Test nouveauté | Forestal Siryon : le cheat code ?
Par Léo Kervran -
Chez Forestal, il ne faut pas confondre Siryon… et Siryon. En effet, le nom – qui fait écho à l’étoile Sirius – désigne à la fois un e-bike et un vélo classique, tous deux en 29″ et 170 mm de débattement. Après avoir essayé le premier il y a quelques années nous avons pu emmener le second, tout juste dévoilé, sur nos sentiers ces dernières semaines. Une simple découverte qui s’est transformée en excellente surprise :
Si vous ne connaissez pas Forestal, on vous invite à lire notre visite réalisée à l’automne 2021 en préambule à cet article. Ambitieuse, la marque a vu ses beaux projets se heurter à la pandémie de Covid-19 et à ses différentes conséquences, mais elle n’a pas baissé les bras. Depuis notre passage au siège-usine d’Andorre-la-Vieille, les travaux ont certainement bien avancé et avec la présentation récente de trois nouveaux modèles, la marque montre qu’elle prête à passer une étape.
Le Siryon, version sans assistance, fait donc partie de ces nouveaux vélos qui doivent permettre à Forestal d’explorer de tout nouveaux territoires… et de toucher de nouveaux clients, qui ne penchent pas du côté de l’e-bike. Il faut dire que les promesses sont alléchantes : la marque prévoit d’avoir sa production en Andorre (oui, même la fabrication du cadre) et si elle parvient à le mettre en place, ce sera un joli petit exploit.
Sur le papier, on a donc un enduro en carbone et roues de 29″ exclusivement, développant 170 mm de débattement.
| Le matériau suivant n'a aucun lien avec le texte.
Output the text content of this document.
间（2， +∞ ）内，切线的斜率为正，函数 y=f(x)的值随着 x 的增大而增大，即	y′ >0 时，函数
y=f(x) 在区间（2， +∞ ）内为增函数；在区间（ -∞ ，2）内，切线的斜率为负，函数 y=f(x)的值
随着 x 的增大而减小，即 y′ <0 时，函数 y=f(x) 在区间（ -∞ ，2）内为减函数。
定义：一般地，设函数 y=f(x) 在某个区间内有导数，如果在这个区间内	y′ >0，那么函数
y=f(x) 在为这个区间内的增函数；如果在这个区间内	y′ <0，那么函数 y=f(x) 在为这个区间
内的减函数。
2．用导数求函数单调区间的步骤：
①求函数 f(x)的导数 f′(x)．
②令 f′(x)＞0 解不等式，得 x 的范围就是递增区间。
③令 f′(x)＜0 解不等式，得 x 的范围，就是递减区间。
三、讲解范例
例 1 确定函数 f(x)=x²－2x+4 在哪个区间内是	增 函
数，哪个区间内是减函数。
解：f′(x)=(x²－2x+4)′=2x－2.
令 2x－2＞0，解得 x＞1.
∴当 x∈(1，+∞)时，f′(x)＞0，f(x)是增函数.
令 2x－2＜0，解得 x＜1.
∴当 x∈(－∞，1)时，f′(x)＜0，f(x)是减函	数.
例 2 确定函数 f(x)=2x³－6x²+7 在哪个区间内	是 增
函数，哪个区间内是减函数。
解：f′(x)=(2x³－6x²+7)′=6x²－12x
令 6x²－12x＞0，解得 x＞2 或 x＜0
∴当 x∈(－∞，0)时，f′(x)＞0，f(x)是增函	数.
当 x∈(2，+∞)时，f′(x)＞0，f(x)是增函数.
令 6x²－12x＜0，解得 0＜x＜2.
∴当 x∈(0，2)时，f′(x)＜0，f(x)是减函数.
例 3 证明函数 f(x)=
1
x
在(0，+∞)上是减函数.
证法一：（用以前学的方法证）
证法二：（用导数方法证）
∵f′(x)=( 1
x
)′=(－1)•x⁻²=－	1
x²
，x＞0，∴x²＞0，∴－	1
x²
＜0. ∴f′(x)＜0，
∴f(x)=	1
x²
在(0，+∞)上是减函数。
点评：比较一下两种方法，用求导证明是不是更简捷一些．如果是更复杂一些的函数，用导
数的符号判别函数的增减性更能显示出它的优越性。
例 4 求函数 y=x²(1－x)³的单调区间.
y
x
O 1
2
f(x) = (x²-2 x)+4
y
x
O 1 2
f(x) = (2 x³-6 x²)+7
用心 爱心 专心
Autrement dit, tout ce qu’il y a de plus commun (ou presque, il n’est pas en pivot haut !) pour la catégorie en 2024.
Côté cadre, le Siryon assume largement le rapprochement avec son homologue à assistance électrique (e-Siryon) : le matériau est le même et les lignes sont presque identiques, au point que vu de côté, il n’y a que la jonction du tube supérieur avec le tube de selle qui change légèrement. Sur le Siryon, l’amortisseur apparaît ainsi un peu plus « caché », comme rangé dans un nid douillet à l’abri des regards et des projections.
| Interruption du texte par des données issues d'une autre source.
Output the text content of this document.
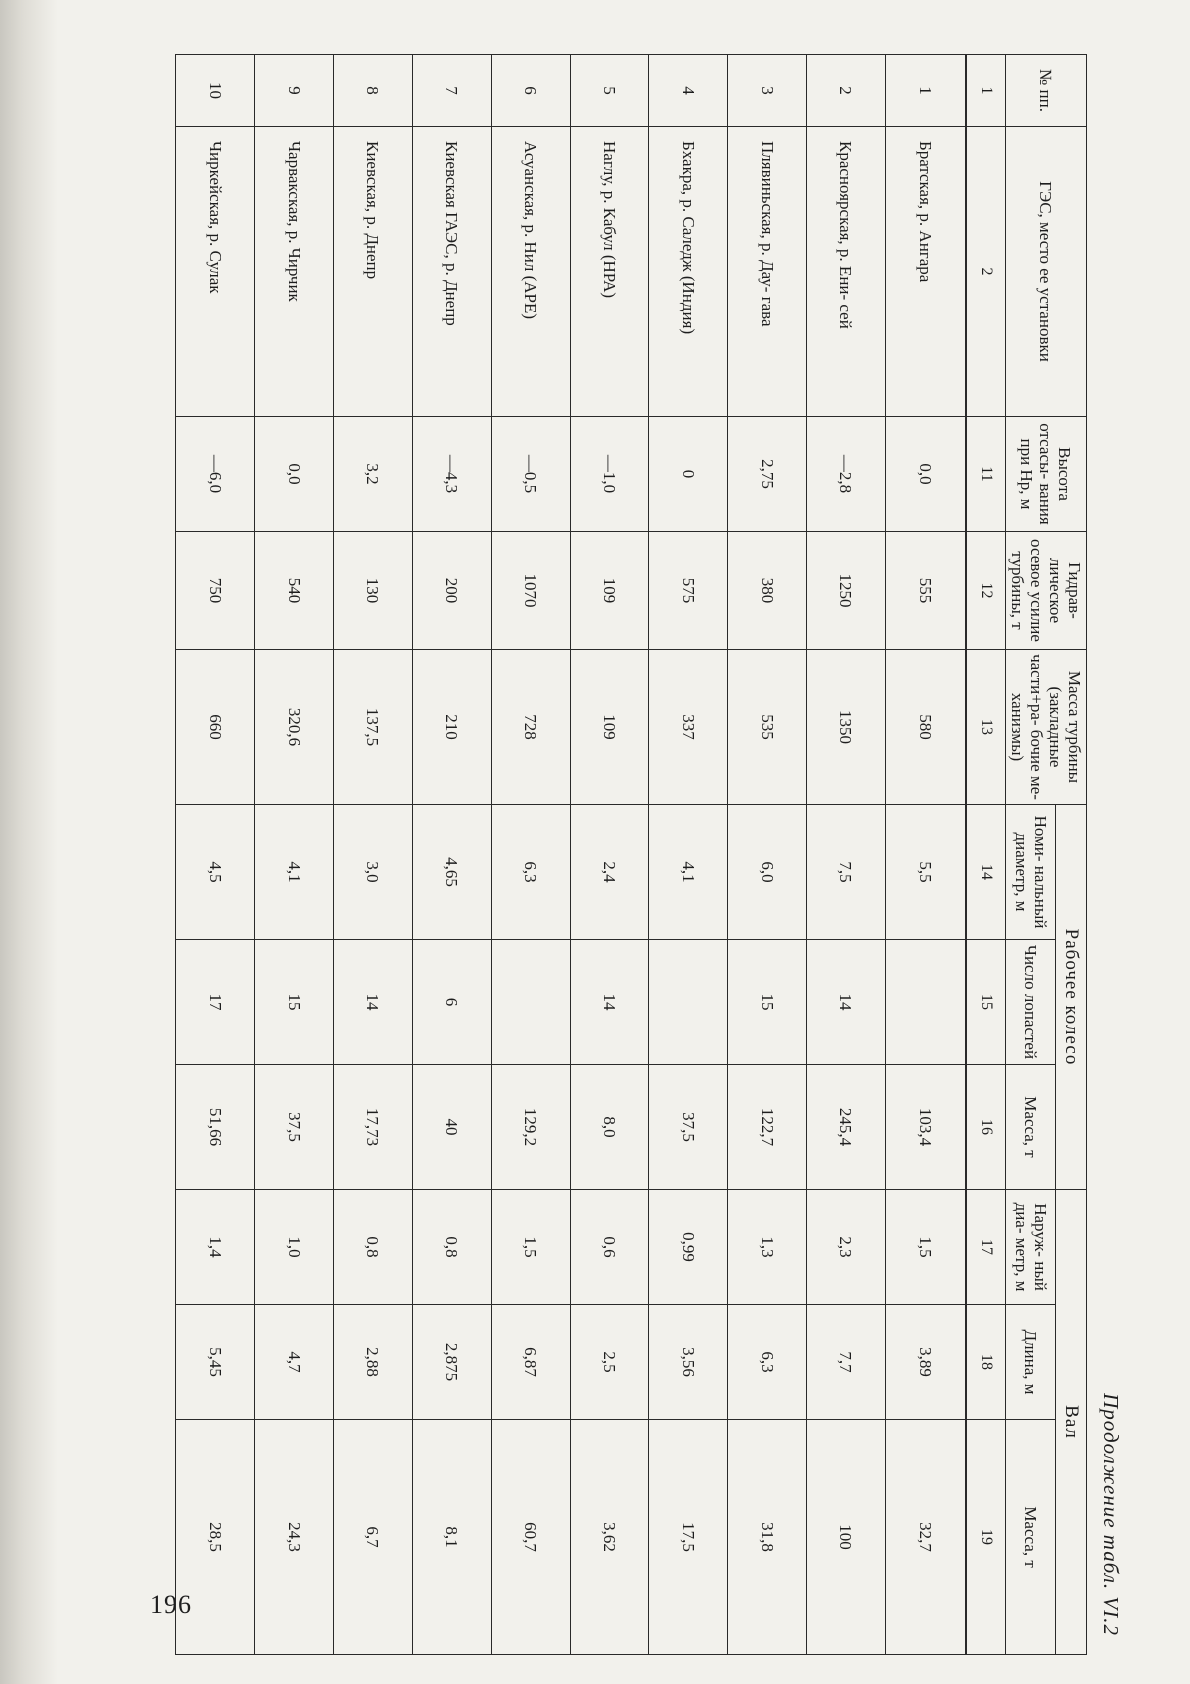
196	Продолжение табл. VI.2
№ пп.	ГЭС, место ее установки	Высота отсасы- вания при Hр, м	Гидрав- лическое осевое усилие турбины, т	Масса турбины (закладные части+ра- бочие ме- ханизмы)	Рабочее колесо			Вал		
					Номи- нальный диаметр, м	Число лопастей	Масса, т	Наруж- ный диа- метр, м	Длина, м	Масса, т
1	2	11	12	13	14	15	16	17	18	19
1	Братская, р. Ангара	0,0	555	580	5,5		103,4	1,5	3,89	32,7
2	Красноярская, р. Ени- сей	—2,8	1250	1350	7,5	14	245,4	2,3	7,7	100
3	Плявиньская, р. Дау- гава	2,75	380	535	6,0	15	122,7	1,3	6,3	31,8
4	Бхакра, р. Саледж (Индия)	0	575	337	4,1		37,5	0,99	3,56	17,5
5	Наглу, р. Кабул (НРА)	—1,0	109	109	2,4	14	8,0	0,6	2,5	3,62
6	Асуанская, р. Нил (АРЕ)	—0,5	1070	728	6,3		129,2	1,5	6,87	60,7
7	Киевская ГАЭС, р. Днепр	—4,3	200	210	4,65	6	40	0,8	2,875	8,1
8	Киевская, р. Днепр	3,2	130	137,5	3,0	14	17,73	0,8	2,88	6,7
9	Чарвакская, р. Чирчик	0,0	540	320,6	4,1	15	37,5	1,0	4,7	24,3
10	Чиркейская, р. Сулак	—6,0	750	660	4,5	17	51,66	1,4	5,45	28,5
Le Siryon perd aussi l’étonnante petite fenêtre de l’e-Siryon, qui facilitait un peu le réglage du sag et surtout donnait une identité originale au vélo. Ici, le tube supérieur descend d’une traite et paraît, il faut bien le dire, assez massif lorsqu’on est aux commandes du vélo.
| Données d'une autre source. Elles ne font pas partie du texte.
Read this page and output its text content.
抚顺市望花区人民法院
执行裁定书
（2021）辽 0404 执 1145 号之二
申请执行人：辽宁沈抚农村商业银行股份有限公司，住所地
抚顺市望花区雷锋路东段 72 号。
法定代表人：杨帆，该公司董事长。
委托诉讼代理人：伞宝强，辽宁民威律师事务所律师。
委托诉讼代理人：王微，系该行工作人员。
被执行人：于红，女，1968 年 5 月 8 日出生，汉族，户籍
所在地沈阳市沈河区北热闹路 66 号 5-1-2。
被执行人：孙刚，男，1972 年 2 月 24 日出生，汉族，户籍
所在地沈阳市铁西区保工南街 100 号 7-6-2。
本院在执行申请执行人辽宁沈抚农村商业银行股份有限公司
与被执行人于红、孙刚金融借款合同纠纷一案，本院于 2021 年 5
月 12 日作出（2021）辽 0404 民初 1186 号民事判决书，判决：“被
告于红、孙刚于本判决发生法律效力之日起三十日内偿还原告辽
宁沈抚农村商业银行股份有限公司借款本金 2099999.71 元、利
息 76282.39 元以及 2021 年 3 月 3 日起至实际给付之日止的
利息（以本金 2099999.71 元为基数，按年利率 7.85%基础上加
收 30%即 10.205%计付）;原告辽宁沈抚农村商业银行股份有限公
En revanche, il gagne une boîte à gants dans le tube diagonal. Quand on vous disait qu’il cochait toutes les cases d’un enduro moderne ! Malgré le volume apparent du tube, l’ouverture est assez étroite mais Forestal se rattrape sur deux points : la sacoche, de très bonne facture, et la « porte ». Conçue avec Fidlock, le spécialiste des fermetures et mécanismes de verrouillage par aimants, elle est très facile à utiliser et se reverrouille d’elle-même ce qui offre de belles garanties quant à la fiabilité et à la durée de vie du système (impossible de mal le refermer et d’abîmer quelque chose).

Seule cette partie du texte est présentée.